Apesar de Bruno Dantas não ter acatado o pedido de paralisação, o ministro fez uma série de apontamentos ao processo, tendo, por exemplo, criticado o critério de ordem cronológica a ser adotado nos casos em que houver incompatibilidade locacional sem solução ou outro motivo técnico que impossibilite a implantação concomitante de duas ou mais ferrovias.
“Nesse ponto, nessa análise sumária, dou razão ao MP/TCU de que referida previsão permite que um projeto tecnicamente inferior tenha preferência sobre outro que lhe seja superior, mas que tenha sido apresentado posteriormente, mesmo que no dia seguinte. Não haveria, portanto, interesse público e rigor técnico que se espera para a avaliação de possíveis autorizações que poderão ter efeitos concretos por quase dois séculos (99 anos, prorrogáveis).”
Segundo Bruno Dantas, se há pedidos que demonstrem o interesse de mais de uma empresa, “deveria haver critério técnico que prestigie a escolha do melhor projeto segundo o interesse público e demais princípios aplicáveis, sob pena de a sociedade não ser contemplada com os melhores projetos e benefícios socioeconômicos esperados da política pública”.
O ministro afirmou que “esses elementos podem justificar a adoção de medida cautelar por parte desta Corte, tendente a suspender a análise e/ou expedição de outorgas de autorização que utilizem como critério de escolha a regra”.
Cabe destacar que Dantas negou o pedido de ingresso da empresa VLI Multimodal como interessada no processo que corre no TCU, sob a justificativa de que a análise diz respeito à legalidade de ato administrativo normativo geral, que não interfere em qualquer pleito, pretensão de direito ou contrato da empresa.

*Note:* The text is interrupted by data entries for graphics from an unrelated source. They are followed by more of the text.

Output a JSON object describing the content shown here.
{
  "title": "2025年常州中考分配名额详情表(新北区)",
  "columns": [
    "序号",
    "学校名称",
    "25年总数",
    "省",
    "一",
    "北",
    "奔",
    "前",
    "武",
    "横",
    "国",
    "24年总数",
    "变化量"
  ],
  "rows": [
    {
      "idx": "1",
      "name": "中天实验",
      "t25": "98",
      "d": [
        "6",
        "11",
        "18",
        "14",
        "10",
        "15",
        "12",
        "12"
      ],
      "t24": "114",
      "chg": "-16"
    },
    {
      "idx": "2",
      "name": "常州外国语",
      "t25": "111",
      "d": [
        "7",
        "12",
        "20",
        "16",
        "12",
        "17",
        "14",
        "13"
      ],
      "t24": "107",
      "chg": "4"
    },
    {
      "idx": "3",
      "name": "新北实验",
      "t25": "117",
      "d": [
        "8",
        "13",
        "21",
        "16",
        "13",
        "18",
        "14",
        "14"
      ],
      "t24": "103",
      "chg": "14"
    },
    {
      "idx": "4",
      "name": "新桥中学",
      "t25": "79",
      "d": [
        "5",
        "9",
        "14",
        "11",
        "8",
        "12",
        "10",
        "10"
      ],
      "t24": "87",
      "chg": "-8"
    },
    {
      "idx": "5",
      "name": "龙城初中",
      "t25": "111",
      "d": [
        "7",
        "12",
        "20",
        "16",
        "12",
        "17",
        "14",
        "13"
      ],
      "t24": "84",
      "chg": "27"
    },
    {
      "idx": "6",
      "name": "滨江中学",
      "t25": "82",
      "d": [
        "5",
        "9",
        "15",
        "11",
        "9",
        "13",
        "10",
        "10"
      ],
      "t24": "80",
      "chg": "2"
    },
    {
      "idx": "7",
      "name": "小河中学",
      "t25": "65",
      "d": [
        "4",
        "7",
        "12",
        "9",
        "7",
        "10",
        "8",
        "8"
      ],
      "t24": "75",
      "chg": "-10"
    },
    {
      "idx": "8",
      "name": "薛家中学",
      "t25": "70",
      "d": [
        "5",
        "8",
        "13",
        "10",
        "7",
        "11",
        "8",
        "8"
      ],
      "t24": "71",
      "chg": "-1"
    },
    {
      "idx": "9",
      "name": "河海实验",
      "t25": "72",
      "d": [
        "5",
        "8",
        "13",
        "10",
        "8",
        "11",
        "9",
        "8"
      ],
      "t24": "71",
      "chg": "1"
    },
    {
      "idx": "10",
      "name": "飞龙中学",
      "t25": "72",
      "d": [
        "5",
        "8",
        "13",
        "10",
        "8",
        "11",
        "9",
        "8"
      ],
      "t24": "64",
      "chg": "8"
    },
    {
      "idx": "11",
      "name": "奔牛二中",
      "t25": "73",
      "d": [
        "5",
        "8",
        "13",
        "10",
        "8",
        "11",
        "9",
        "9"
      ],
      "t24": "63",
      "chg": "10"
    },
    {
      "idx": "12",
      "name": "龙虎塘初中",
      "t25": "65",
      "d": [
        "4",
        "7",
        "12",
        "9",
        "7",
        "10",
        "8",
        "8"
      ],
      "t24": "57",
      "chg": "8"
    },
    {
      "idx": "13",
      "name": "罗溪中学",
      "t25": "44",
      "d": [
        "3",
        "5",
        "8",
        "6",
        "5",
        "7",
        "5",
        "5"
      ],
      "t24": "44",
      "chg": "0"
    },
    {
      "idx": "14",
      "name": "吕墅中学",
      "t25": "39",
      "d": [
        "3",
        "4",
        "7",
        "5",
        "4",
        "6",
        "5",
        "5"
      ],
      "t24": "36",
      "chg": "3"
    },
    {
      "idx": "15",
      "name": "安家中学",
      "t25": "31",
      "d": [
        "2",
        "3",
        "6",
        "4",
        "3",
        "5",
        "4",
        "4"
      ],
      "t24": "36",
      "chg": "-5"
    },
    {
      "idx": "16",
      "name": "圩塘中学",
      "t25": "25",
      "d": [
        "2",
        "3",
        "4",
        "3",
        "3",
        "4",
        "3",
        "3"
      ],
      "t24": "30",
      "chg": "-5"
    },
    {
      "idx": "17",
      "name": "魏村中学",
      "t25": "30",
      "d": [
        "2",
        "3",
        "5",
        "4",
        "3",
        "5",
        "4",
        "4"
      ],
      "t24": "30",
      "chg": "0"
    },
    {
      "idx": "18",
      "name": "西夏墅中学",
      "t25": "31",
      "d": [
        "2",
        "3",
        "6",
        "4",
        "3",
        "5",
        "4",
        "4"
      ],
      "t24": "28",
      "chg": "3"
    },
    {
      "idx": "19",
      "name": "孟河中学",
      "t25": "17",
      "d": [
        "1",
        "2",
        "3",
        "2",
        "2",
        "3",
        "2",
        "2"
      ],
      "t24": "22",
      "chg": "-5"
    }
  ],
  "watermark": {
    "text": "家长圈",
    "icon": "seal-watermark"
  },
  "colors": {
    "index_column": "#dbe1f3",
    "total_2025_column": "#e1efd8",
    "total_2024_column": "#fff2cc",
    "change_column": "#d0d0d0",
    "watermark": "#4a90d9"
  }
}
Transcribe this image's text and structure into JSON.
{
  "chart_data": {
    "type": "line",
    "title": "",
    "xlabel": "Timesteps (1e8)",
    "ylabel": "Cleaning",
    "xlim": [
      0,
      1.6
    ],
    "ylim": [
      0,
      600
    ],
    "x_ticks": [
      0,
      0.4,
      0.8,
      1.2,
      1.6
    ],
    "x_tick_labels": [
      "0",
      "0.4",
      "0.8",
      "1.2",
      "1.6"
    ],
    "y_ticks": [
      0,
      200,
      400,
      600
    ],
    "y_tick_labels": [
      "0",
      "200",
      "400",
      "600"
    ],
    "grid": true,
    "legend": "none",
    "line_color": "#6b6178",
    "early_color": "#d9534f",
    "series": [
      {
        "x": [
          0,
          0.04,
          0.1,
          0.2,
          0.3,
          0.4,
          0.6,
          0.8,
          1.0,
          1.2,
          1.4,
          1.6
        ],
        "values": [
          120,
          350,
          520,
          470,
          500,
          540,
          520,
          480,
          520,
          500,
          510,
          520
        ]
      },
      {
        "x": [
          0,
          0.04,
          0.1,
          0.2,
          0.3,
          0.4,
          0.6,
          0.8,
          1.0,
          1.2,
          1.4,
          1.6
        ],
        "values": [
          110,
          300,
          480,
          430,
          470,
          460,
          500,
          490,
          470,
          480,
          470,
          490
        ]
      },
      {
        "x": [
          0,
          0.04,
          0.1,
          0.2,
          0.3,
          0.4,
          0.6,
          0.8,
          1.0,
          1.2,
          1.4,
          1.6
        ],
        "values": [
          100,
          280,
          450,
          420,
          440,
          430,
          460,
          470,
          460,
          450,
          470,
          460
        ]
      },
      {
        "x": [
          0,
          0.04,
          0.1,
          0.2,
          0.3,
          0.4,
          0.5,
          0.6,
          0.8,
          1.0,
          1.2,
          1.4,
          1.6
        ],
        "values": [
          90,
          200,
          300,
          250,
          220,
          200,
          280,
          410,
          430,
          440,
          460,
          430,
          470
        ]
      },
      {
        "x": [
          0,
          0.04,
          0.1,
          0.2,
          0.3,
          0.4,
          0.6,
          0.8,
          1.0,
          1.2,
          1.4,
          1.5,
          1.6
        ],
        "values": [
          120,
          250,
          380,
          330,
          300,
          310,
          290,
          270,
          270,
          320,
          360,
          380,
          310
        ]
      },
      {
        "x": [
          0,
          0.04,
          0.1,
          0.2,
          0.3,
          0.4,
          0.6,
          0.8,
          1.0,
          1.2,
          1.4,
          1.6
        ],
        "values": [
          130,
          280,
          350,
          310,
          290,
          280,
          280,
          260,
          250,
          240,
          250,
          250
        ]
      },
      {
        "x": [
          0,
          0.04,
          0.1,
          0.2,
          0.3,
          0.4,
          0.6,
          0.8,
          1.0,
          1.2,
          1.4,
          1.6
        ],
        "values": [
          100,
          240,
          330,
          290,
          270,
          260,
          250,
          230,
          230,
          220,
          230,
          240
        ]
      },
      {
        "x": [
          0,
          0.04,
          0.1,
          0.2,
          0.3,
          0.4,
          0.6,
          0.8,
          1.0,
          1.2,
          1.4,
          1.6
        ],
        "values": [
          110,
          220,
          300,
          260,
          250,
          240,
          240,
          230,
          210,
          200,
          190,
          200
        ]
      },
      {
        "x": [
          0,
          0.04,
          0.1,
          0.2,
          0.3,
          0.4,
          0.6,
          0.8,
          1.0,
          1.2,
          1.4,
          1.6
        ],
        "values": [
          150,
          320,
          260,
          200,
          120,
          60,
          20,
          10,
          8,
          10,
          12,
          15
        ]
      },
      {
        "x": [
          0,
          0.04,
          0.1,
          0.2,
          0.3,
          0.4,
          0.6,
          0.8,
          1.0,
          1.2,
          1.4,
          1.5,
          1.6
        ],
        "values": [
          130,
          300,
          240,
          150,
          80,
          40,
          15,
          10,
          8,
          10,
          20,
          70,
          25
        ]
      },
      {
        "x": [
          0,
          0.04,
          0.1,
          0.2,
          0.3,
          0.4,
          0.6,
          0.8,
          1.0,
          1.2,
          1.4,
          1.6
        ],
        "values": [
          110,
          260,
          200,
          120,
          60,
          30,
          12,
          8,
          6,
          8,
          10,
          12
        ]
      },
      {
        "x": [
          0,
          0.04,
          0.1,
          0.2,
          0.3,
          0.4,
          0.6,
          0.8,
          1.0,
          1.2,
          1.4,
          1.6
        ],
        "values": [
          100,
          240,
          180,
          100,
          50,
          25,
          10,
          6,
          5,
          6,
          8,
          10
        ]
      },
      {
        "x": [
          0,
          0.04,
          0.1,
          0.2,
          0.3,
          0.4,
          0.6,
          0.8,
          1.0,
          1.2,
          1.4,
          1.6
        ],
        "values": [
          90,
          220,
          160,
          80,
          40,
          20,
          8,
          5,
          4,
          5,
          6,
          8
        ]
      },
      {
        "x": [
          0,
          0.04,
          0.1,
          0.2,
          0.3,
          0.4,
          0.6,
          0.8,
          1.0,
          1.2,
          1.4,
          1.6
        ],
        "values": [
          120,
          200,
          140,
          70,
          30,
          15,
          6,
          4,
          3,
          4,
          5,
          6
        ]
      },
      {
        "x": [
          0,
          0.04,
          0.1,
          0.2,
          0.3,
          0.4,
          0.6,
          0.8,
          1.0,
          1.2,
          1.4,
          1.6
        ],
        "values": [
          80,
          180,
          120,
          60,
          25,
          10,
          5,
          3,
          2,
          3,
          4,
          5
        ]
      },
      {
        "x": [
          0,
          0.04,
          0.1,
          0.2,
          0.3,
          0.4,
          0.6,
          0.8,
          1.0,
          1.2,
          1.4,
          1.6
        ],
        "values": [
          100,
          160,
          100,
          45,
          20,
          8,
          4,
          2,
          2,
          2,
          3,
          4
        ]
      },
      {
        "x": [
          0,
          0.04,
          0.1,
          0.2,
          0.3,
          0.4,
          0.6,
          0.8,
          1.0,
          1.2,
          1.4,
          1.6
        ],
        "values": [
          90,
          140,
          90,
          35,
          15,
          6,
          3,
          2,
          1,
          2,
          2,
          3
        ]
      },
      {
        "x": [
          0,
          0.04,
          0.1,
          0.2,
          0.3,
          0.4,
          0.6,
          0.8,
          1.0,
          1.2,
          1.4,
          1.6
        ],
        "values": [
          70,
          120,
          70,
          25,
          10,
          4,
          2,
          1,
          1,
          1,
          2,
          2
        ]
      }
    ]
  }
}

Por sua vez, a Rumo Logística, que já controla parte das ferrovias em operação no País, deu início a uma série de embates perante o judiciário brasileiro contra a sua concorrente VLI, que tem a mineradora Vale como sócia majoritária.
No dia 21 de setembro, a ANTT iria analisar pedidos da VLI, que deu entrada em quatro pedidos de autorização de trechos ferroviários: Lucas do Rio Verde a Água Boa, em Mato Grosso; Uberlândia a Chaveslândia, em Minas Gerais; Porto Franco a Balsas, no Maranhão; e Cubatão a Santos, em São Paulo.
Oito dias depois, a Rumo procurou a ANTT para apresentar dois pedidos exatamente idênticos aos da VLI: os traçados previstos para Mato Grosso e Minas Gerais. Um terceiro pedido também foi requerido em Santos, mas numa extensão maior que aquela requerida pela VLI.
Paralelamente, a Rumo entrou com uma ação judicial para obstar todos os pedidos de autorização, sob o argumento de que as regras estabelecidas atualmente privilegiam apenas aqueles que primeiro solicitaram os trechos, porque a ANTT daria início à análise dos pedidos da VLI. A empresa perdeu a ação em duas instâncias.
Ao comentar sobre o tema, o ministro do TCU alertou sobre uma terceira solicitação da Rumo, que pode enfrentar dificuldades: a implantação de uma nova ferradura de acesso ao Porto de Santos, entre Santos, Cubatão e Guarujá, no litoral paulista.
Ainda, Dantas, com base em instrução técnica do TCU, chamou a atenção sobre a alta densidade ocupacional do entorno do traçado atual, a necessidade de um novo túnel na margem esquerda do canal portuário e a construção de travessia de um trecho da baía por ponte, entre “outros pontos que geram a necessidade de estudos detalhados das soluções possíveis, antes de se poder concluir pela compatibilidade locacional ou não”.